Face à Berlin, Alger sous pression : le président allemand Frank-Walter Steinmeier a exhorté, lundi, son homologue Abdelmadjid Tebboune à accorder la grâce à l’écrivain franco-algérien Boualem Sansal, détenu depuis un an. Dans un message solennel, le chef de l’État allemand plaide pour un « geste humanitaire », proposant le transfert du romancier en Allemagne afin qu’il y reçoive les soins nécessaires. Pour Berlin, l’enjeu dépasse le seul cas individuel : il s’agit d’affirmer une « attitude humanitaire » et une « vision politique à long terme », comme l’a souligné M. Steinmeier, rappelant ses relations personnelles avec M. Tebboune et la qualité des liens entre les deux pays.
Arrêté à Alger le 16 novembre 2024, Boualem Sansal a été condamné en appel en juillet 2025 à cinq ans de prison pour des propos jugés attentatoires à l’unité nationale, après avoir soutenu que l’Algérie avait hérité, sous la colonisation française, de territoires auparavant marocains. L’affaire a suscité une mobilisation internationale persistante et ravivé les tensions diplomatiques entre Alger et Paris. Le ministre français des Affaires étrangères, Jean-Noël Barrot, affirme mener un « dialogue exigeant » avec l’Algérie pour obtenir la libération de l’auteur.

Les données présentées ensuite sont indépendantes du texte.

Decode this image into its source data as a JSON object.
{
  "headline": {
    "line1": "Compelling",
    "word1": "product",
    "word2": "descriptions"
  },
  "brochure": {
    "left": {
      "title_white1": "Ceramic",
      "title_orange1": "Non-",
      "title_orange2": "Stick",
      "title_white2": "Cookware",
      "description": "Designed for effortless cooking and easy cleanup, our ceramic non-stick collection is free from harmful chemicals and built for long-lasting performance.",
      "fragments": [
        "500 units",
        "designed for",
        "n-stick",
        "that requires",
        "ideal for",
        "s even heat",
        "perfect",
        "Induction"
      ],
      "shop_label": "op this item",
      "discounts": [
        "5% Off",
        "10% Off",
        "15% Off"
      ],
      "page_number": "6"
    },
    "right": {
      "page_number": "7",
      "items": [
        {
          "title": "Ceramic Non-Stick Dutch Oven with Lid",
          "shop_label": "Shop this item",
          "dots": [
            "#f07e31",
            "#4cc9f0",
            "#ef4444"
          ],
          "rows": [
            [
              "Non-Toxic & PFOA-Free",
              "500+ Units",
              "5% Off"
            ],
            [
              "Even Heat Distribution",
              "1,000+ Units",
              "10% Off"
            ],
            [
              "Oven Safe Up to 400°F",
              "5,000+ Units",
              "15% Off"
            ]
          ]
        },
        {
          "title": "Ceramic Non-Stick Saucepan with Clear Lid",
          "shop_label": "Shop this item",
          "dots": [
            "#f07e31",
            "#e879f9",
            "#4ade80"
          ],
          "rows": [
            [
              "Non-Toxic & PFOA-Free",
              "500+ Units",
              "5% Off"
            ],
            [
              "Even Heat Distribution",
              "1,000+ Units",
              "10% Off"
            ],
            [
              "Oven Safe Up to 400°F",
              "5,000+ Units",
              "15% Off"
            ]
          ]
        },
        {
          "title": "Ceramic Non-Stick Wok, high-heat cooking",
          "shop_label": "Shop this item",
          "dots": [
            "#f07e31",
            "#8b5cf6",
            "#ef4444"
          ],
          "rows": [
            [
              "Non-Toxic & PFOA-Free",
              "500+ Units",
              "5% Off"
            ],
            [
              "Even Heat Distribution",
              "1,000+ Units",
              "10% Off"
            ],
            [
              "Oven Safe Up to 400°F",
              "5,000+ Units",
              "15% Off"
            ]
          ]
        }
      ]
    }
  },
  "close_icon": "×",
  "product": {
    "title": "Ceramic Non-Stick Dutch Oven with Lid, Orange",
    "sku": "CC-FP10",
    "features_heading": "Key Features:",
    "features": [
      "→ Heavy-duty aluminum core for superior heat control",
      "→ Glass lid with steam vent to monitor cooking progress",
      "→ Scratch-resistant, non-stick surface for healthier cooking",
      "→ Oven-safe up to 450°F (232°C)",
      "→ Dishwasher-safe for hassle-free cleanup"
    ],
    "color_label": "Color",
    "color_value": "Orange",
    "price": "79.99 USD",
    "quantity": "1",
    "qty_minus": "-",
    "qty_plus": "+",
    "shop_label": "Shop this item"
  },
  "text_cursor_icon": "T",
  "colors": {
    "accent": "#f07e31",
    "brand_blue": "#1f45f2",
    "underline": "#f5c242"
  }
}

L’intervention de la présidence allemande ajoute une couche de pression politique sur Abdelmadjid Tebboune, à un moment où les relations franco-algériennes traversent une crise profonde, marquée par des rappels d’ambassadeurs, des expulsions de diplomates et des restrictions sur les visas. En filigrane, la détention de Sansal cristallise des lignes de fracture : liberté d’expression contre raison d’État, mémoire coloniale contre récit national indiscutable. Des voix du monde intellectuel dénoncent un « verrouillage » du débat public, tandis que certains éditorialistes, à l’image de Franz-Olivier Giesbert, appellent Alger à « tourner la page de la guerre ».
Pour la présidence algérienne, céder à la demande de grâce exposerait à des critiques internes ; refuser, c’est prendre le risque d’un isolement accru vis-à-vis de partenaires clés. Dans cette équation, la grâce présidentielle — assortie d’un transfert humanitaire — apparaît comme une sortie par le haut : elle préserverait la face des institutions tout en répondant aux impératifs humanitaires. Le sort de Boualem Sansal est désormais un test : celui de la capacité d’Alger à concilier souveraineté, stabilité et ouverture.